Made from merlot and cabernet sauvignon grapes in the valley of the Entre-deux-Mers, Château Vignol’s 2015 clairet is full-flavoured and low-tannin. It is incredibly food friendly and so very versatile paired with canapés, tapas, main courses and spicy dishes. Bridging the gap between red and rosé, the fuller style means it also stands up to red meat dishes where rosé can sometimes fall short.

Buy it here

BBR Good Ordinary White
£9.25, Berry Bros & Rudd

A great go-to wine, this 100 per cent sauvignon blanc is equally comfortable enjoyed as a midweek tipple or at a smart weekend event. Fresh and crisp on the palate with none of the harsh green vegetal notes that can become tiresome. Very dependable in terms of quality and price, it’s worth buying a few extra bottles to squirrel away for later.

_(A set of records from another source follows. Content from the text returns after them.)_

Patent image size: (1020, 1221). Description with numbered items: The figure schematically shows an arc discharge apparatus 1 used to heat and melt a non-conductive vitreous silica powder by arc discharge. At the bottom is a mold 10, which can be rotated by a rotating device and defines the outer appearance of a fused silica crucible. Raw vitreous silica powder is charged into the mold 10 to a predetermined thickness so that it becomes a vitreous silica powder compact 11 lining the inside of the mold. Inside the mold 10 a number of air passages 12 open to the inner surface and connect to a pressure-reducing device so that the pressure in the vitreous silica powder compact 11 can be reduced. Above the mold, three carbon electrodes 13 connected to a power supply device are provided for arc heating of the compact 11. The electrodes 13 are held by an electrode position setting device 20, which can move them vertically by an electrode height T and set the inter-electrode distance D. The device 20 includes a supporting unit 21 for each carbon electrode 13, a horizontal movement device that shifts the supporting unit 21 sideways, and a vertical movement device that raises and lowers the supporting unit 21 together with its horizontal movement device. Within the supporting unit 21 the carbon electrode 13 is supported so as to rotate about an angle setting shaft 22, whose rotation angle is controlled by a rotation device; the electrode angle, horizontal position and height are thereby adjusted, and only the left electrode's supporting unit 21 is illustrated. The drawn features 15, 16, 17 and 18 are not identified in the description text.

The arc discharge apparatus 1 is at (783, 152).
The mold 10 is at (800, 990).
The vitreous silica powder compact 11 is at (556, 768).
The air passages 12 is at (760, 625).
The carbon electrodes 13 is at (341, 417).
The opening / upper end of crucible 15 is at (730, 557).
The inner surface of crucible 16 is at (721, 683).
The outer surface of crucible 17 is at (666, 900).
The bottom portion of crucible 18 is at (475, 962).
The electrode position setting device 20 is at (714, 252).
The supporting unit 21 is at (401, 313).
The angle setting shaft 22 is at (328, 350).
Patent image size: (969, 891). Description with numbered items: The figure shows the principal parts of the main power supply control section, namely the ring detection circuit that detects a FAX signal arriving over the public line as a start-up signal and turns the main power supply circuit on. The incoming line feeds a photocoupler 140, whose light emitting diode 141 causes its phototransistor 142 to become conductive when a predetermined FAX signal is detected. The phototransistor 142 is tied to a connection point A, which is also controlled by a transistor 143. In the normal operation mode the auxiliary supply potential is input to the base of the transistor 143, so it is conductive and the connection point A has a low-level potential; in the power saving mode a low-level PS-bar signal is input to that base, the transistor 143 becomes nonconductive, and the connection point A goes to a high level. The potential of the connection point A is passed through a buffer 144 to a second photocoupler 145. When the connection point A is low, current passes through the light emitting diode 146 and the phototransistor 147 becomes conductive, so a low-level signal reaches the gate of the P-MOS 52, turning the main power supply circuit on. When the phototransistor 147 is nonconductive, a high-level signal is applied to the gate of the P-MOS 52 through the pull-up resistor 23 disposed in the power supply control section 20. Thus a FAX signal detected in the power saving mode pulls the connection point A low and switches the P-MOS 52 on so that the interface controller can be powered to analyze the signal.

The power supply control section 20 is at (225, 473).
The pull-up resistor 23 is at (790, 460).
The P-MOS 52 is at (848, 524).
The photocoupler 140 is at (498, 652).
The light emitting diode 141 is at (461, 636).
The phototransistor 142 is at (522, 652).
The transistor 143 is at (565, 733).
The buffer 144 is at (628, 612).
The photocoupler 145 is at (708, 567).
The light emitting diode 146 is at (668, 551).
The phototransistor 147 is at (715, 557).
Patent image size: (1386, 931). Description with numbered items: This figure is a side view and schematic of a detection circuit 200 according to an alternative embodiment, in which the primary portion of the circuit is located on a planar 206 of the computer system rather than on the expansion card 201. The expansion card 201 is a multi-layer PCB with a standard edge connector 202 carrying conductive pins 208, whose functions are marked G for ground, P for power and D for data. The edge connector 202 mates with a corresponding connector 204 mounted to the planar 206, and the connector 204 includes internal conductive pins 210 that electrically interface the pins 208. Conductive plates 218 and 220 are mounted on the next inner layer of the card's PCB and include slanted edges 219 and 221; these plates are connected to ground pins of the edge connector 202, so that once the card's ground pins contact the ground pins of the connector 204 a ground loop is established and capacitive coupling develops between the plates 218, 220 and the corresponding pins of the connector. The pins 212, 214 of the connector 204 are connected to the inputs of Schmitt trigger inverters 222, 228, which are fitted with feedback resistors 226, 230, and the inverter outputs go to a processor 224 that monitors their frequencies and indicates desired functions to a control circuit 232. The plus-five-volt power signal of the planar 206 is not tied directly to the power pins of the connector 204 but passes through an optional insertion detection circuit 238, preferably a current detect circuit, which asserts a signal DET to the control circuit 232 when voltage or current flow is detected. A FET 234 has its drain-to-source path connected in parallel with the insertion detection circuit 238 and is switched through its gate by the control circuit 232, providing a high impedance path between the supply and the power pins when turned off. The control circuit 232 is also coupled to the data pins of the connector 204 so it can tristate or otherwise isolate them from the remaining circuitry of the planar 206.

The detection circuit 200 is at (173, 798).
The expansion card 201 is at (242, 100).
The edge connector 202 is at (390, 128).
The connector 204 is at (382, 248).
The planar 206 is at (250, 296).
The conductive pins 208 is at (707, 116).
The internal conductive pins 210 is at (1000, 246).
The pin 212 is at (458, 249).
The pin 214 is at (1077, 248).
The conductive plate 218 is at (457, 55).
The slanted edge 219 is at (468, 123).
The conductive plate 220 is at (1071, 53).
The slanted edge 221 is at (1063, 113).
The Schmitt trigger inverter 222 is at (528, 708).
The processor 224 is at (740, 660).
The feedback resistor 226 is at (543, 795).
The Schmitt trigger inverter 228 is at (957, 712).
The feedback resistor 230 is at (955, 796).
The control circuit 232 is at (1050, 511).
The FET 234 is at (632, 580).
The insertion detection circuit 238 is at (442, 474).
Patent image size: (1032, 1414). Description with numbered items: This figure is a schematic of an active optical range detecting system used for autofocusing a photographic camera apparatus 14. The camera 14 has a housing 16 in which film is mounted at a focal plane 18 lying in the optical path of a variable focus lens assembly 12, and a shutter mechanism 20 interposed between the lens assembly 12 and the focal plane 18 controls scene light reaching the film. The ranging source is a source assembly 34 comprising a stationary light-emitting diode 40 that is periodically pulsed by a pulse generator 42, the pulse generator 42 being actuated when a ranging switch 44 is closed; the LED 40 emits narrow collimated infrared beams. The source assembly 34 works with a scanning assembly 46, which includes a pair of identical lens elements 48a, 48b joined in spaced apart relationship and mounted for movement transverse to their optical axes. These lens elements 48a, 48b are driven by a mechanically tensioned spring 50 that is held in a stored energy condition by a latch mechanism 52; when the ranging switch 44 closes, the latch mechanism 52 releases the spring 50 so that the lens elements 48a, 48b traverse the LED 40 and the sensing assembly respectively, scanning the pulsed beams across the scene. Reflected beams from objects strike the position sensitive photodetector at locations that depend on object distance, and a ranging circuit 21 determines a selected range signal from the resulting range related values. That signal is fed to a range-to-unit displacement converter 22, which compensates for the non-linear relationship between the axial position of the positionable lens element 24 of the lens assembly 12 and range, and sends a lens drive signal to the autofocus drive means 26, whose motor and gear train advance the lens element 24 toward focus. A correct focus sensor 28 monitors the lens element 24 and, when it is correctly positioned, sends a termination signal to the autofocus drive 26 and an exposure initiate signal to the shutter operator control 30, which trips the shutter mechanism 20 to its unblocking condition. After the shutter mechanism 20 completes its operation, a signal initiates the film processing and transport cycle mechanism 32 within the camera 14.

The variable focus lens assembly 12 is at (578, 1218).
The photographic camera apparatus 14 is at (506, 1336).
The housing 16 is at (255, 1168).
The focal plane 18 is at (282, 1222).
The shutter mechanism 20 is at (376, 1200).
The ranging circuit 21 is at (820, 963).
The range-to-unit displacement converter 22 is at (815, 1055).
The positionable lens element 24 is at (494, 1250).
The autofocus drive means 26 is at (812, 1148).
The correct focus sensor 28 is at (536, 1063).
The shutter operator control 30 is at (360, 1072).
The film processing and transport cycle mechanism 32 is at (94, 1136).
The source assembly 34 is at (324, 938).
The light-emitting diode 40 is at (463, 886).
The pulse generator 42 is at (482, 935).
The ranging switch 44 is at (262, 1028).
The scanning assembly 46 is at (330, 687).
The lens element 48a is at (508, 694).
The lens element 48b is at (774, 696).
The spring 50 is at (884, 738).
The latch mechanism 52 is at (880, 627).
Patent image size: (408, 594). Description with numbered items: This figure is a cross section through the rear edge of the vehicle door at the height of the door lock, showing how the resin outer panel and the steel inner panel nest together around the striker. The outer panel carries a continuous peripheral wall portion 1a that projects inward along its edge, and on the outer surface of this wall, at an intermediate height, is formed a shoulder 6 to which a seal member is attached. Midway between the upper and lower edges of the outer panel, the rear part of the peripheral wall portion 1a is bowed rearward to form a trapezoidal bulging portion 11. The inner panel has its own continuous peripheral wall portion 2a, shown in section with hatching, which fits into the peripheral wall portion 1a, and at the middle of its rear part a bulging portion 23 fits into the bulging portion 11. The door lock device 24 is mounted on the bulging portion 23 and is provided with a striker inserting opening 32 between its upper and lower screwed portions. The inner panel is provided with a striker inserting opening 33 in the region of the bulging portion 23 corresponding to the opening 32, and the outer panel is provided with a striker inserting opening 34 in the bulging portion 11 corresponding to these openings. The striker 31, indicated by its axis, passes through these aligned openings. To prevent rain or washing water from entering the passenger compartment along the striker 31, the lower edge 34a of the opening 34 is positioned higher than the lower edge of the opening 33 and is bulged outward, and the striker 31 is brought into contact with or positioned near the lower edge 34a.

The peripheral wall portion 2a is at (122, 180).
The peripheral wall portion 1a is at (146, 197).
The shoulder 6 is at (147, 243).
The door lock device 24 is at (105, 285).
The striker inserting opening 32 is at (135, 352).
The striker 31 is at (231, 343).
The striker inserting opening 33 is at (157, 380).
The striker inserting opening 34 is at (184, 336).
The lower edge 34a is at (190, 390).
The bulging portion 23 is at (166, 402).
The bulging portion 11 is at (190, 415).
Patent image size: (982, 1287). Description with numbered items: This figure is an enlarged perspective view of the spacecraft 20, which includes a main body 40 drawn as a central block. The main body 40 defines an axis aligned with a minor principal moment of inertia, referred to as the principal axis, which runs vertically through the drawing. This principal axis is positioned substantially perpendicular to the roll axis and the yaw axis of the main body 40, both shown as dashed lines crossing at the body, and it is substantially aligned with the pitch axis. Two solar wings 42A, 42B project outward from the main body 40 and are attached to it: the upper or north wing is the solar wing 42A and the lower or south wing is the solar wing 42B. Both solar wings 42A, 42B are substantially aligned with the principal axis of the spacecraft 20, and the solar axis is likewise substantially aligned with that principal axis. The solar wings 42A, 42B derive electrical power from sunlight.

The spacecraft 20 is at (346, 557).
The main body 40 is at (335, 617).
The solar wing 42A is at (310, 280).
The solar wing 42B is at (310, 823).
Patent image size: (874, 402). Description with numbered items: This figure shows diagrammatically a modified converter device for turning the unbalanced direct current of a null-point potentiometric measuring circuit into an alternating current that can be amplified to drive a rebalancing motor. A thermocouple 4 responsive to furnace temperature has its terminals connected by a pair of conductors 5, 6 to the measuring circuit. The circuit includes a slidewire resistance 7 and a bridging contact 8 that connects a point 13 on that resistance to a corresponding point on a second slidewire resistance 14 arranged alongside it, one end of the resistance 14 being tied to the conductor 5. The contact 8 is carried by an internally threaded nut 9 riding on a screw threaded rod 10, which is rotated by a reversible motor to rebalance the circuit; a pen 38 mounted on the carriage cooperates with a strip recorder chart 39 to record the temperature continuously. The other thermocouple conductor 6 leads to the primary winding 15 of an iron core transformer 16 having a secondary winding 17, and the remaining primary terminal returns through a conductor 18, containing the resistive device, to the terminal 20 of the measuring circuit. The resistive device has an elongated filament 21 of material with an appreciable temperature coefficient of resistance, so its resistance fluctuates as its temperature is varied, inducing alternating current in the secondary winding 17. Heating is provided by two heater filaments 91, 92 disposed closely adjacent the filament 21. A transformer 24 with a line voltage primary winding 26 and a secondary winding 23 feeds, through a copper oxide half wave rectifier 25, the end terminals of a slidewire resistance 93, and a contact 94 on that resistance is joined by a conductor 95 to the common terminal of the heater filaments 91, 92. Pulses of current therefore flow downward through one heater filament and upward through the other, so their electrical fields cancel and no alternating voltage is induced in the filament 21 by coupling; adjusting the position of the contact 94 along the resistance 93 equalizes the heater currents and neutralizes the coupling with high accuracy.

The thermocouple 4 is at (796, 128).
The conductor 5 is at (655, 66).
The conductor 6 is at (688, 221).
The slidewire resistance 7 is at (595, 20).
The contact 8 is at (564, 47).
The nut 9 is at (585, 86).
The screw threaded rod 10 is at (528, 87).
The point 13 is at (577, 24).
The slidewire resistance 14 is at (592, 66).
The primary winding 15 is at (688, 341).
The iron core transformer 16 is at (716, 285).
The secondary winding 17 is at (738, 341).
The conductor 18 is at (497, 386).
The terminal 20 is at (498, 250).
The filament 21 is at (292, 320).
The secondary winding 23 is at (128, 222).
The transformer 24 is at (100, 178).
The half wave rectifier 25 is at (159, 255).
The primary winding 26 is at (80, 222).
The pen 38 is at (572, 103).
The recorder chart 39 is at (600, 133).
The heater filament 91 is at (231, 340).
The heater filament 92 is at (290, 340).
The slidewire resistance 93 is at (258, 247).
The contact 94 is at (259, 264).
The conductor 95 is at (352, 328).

An ideal partner for goats cheese, as well as asparagus.

Buy it here

2015, L’Exuberance du Clos Cantenac Rosé
£19.95, Private Cellar

From Saint-Emilion, better known for its reds, L’Exuberance du Clos Cantenac is a delicate rose petal pink in the glass. With white stone fruit, succulent wild red berries, caramel and cream notes, each sip feels silky and elegant. Well structured, with a hint of smoky spice and balanced acidity, it works well with food or thirstily quaffed by itself as a sundowner.